Sulla stessa lunghezza d’onda il presidente di Fiepet Confesercenti, Giancarlo Banchieri. «Lunedì al ministro Patuanelli chiederemo tre cose: un cronoprogramma preciso per le riaperture, ristori consistenti e veloci e una riduzione dei costi strutturali, anche dopo almeno per un periodo: in particolare per abbassare un pò il costo del lavoro, sotto il profilo contributivo».

La responsabilità da parte dei titolari dei pubblici esercizi non è mai venuta meno in tutti questi mesi di chiusure e "riconversione" forzata all’asporto.

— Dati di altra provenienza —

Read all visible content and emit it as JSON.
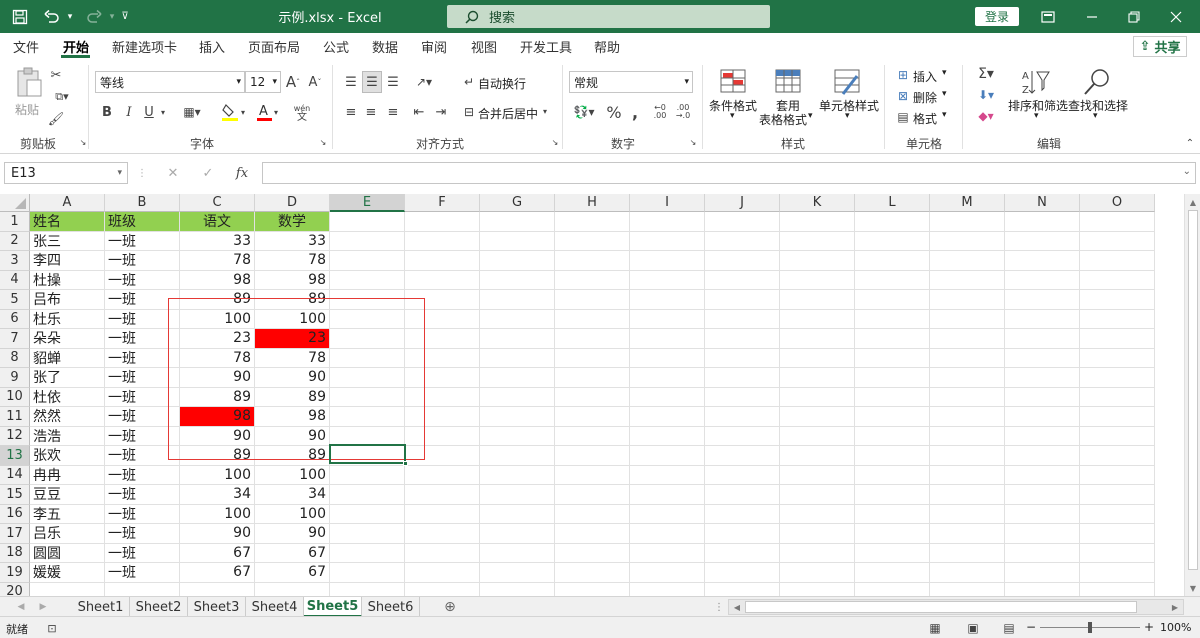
{
  "titlebar": {
    "file_title": "示例.xlsx  -  Excel",
    "search_placeholder": "搜索",
    "login_label": "登录",
    "icons": [
      "save-icon",
      "undo-icon",
      "redo-icon",
      "customize-icon",
      "ribbon-display-icon",
      "minimize-icon",
      "restore-icon",
      "close-icon"
    ]
  },
  "tabs": [
    "文件",
    "开始",
    "新建选项卡",
    "插入",
    "页面布局",
    "公式",
    "数据",
    "审阅",
    "视图",
    "开发工具",
    "帮助"
  ],
  "active_tab": "开始",
  "share_label": "共享",
  "ribbon": {
    "clipboard": {
      "label": "剪贴板",
      "paste": "粘贴"
    },
    "font": {
      "label": "字体",
      "name": "等线",
      "size": "12",
      "bold": "B",
      "italic": "I",
      "underline": "U",
      "phonetic": "wén"
    },
    "alignment": {
      "label": "对齐方式",
      "wrap": "自动换行",
      "merge": "合并后居中"
    },
    "number": {
      "label": "数字",
      "format": "常规"
    },
    "styles": {
      "label": "样式",
      "conditional": "条件格式",
      "table_line1": "套用",
      "table_line2": "表格格式",
      "cell_styles": "单元格样式"
    },
    "cells": {
      "label": "单元格",
      "insert": "插入",
      "delete": "删除",
      "format": "格式"
    },
    "editing": {
      "label": "编辑",
      "sort": "排序和筛选",
      "find": "查找和选择"
    }
  },
  "formula_bar": {
    "name_box": "E13",
    "fx": "fx",
    "value": ""
  },
  "columns": [
    "A",
    "B",
    "C",
    "D",
    "E",
    "F",
    "G",
    "H",
    "I",
    "J",
    "K",
    "L",
    "M",
    "N",
    "O"
  ],
  "selected_column": "E",
  "selected_row": 13,
  "header_row": [
    "姓名",
    "班级",
    "语文",
    "数学"
  ],
  "rows": [
    [
      "张三",
      "一班",
      "33",
      "33"
    ],
    [
      "李四",
      "一班",
      "78",
      "78"
    ],
    [
      "杜操",
      "一班",
      "98",
      "98"
    ],
    [
      "吕布",
      "一班",
      "89",
      "89"
    ],
    [
      "杜乐",
      "一班",
      "100",
      "100"
    ],
    [
      "朵朵",
      "一班",
      "23",
      "23"
    ],
    [
      "貂蝉",
      "一班",
      "78",
      "78"
    ],
    [
      "张了",
      "一班",
      "90",
      "90"
    ],
    [
      "杜依",
      "一班",
      "89",
      "89"
    ],
    [
      "然然",
      "一班",
      "98",
      "98"
    ],
    [
      "浩浩",
      "一班",
      "90",
      "90"
    ],
    [
      "张欢",
      "一班",
      "89",
      "89"
    ],
    [
      "冉冉",
      "一班",
      "100",
      "100"
    ],
    [
      "豆豆",
      "一班",
      "34",
      "34"
    ],
    [
      "李五",
      "一班",
      "100",
      "100"
    ],
    [
      "吕乐",
      "一班",
      "90",
      "90"
    ],
    [
      "圆圆",
      "一班",
      "67",
      "67"
    ],
    [
      "媛媛",
      "一班",
      "67",
      "67"
    ]
  ],
  "row_numbers": [
    "1",
    "2",
    "3",
    "4",
    "5",
    "6",
    "7",
    "8",
    "9",
    "10",
    "11",
    "12",
    "13",
    "14",
    "15",
    "16",
    "17",
    "18",
    "19",
    "20"
  ],
  "highlighted_cells": [
    {
      "row": 7,
      "col": "D"
    },
    {
      "row": 11,
      "col": "C"
    }
  ],
  "colors": {
    "header_fill": "#92d050",
    "highlight_fill": "#ff0000",
    "annotation_border": "#e53935",
    "excel_green": "#217346"
  },
  "sheets": [
    "Sheet1",
    "Sheet2",
    "Sheet3",
    "Sheet4",
    "Sheet5",
    "Sheet6"
  ],
  "active_sheet": "Sheet5",
  "status": {
    "ready": "就绪",
    "zoom": "100%",
    "minus": "−",
    "plus": "+"
  }
}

Lo dimostra il flop dell'iniziativa #ioapro che non è stata sostenuta dalle categorie di settore, e si è limitata a qualche sporadica apertura sul territorio. «Condividiamo le ragioni della protesta ma non il metodo: c'è differenza tra un mi piace sui social e la realtà, e questa iniziativa avrebbe esposto aziende e clienti a rischi estremamente pesanti» ha detto ancora Cursano, a proposito della protesta nata sui social tra i ristoratori. «Non si può usare la disperazione delle persone per infrangere la legge. Bisogna sostenere le imprese, tenendo al centro la salute e la sicurezza, e programmare il 2021 che dia prospettive».

Coldiretti intanto ha stimato che sono oltre 256mila i bar, i ristoranti, le pizzerie e gli agriturismi costretti a chiudere nelle 15 regioni e provincia autonoma che nella nuova mappa da domani diventano rosse e arancioni per l'emergenza Covid. Le nuove regole in pratica costringeranno alla chiusura quasi 3 locali su 4 (71%) presenti in Italia fra bar, ristoranti, delle pizzerie e agriturismi.